La magia estuvo ausente

Ignacio González jugó ante Danubio sus peores minutos desde que alterna en Nacional; los hinchas más fanáticos lo insultaron por momentos y, sobre todo, cuando Arruabarrena lo sacó

El que no salta es un traidor, el que no salta es un traidor”, así recibió el grueso de la parcialidad de Danubio –los que se ubican en el talud de Jardines– a su exídolo, Ignacio González, quien el sábado jugaba su primer partido allí desde que defiende hace poco tiempo a Nacional.
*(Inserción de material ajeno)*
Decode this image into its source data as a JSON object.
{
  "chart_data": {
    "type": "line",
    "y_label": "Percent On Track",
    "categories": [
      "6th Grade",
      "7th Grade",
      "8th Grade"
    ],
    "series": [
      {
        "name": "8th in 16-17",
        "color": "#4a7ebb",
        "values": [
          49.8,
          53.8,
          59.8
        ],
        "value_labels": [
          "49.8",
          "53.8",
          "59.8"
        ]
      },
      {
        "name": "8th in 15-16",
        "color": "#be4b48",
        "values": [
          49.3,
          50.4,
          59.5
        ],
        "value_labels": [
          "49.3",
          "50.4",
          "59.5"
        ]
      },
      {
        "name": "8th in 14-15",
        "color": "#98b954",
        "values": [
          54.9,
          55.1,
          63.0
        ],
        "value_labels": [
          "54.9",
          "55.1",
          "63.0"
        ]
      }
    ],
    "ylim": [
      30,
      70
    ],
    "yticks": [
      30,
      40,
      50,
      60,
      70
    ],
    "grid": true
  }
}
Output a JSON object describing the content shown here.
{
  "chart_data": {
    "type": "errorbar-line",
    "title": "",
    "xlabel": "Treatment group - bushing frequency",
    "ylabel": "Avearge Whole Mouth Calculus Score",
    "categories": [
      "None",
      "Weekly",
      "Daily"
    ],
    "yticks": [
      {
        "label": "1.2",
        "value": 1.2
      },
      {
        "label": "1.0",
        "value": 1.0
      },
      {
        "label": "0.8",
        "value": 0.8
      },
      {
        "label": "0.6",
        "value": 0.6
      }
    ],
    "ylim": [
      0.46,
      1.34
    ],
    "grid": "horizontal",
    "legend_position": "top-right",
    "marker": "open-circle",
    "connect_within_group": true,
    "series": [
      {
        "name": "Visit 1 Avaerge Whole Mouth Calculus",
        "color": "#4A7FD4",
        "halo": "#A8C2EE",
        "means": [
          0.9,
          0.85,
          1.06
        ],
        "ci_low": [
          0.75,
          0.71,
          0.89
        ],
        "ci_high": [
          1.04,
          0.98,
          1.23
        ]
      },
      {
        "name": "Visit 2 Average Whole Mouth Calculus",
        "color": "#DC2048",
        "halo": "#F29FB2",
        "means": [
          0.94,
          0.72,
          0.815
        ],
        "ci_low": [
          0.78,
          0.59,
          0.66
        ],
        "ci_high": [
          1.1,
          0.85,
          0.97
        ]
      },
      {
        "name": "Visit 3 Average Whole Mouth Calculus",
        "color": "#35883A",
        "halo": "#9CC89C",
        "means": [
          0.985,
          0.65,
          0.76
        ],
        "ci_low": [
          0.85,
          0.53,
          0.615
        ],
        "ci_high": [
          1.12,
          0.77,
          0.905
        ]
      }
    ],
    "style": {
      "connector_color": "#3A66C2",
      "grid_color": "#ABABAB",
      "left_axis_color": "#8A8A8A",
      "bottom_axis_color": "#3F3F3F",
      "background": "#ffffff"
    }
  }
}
En realidad, el futbolista no tiene nada que ver con la situación de haber pasado a Nacional como ya lo explicó en su presentación.

Sin embargo, los más fanáticos de Danubio, no se lo perdonan. Esto es un trabajo y Nacho se fue al que mejor le paga.

Lo primero que hizo el futbolista cuando llegó a Jardines con el plantel albo fue ir a visitar a sus excompañeros y amigos –con los que entrenó algunos días de la pretemporada– y luego, por primera vez, estuvo en el vestuario visitante de su excancha.

Futbolísticamente, fue, por lejos, la peor producción del hábil volante del cual Nacional ya ha demostrado en encuentros anteriores todo lo que depende.

Sin su fútbol, ausente su magia, sin esos pases al vacío para sus compañeros de punta, su equipo se dio de frente contra una defensa bien parada.

Nacional no fue Nacional porque Nacho no fue Nacho. No se encontró en la cancha. Se le hizo cuesta arriba y no fue un tema psicológico ni que lo hayan marcado a presión. Simplemente como a veces las cosas salen muy bien, el sábado no salieron.

Por momentos intentó ponerse el equipo al hombro pero todo se hizo mucho más cuesta arriba aún una vez que Nacional se quedó con 10 hombres por la expulsión de Guillermo De los Santos a los 30 minutos por una tremenda plancha sobre Álvez.

Los hinchas danubianos habían llevado la bandera que pondera su paso por el club, pero la Policía se las hizo sacar (ver recuadro).

Igualmente, cada vez que el futbolista se hacía de la pelota, se escuchaban algunos tibios silbidos que con el correr de los minutos se fueron diluyendo.

No obstante, en el segundo tiempo y, sobre todo, luego del 2-0 decretado por Líber Quiñones, todo el talud danubiano comenzó nuevamente con insultos hacia Nacho González.

“Es para vos, es para vos, Nacho González la p... que te parió”, comenzaron a gritar, al mismo tiempo que saltaban todos.

Lo que seguramente fue el momento más triste para el futbolista de Nacional fue cuando a los 77 el Vasco Arruabarrena ordenó su salida de la cancha para que ingresara Lucas Cavallini.

Allí sí se vino todo el estadio abajo con silbidos y al ritmo de “hijo de p...”.

El ambiente hostil se vivió en cuentagotas, pero, al menos los más enceguecidos con su partida a Nacional, se hicieron sentir.

Su magia pidió permiso para faltar al menos en lo que fue su templo.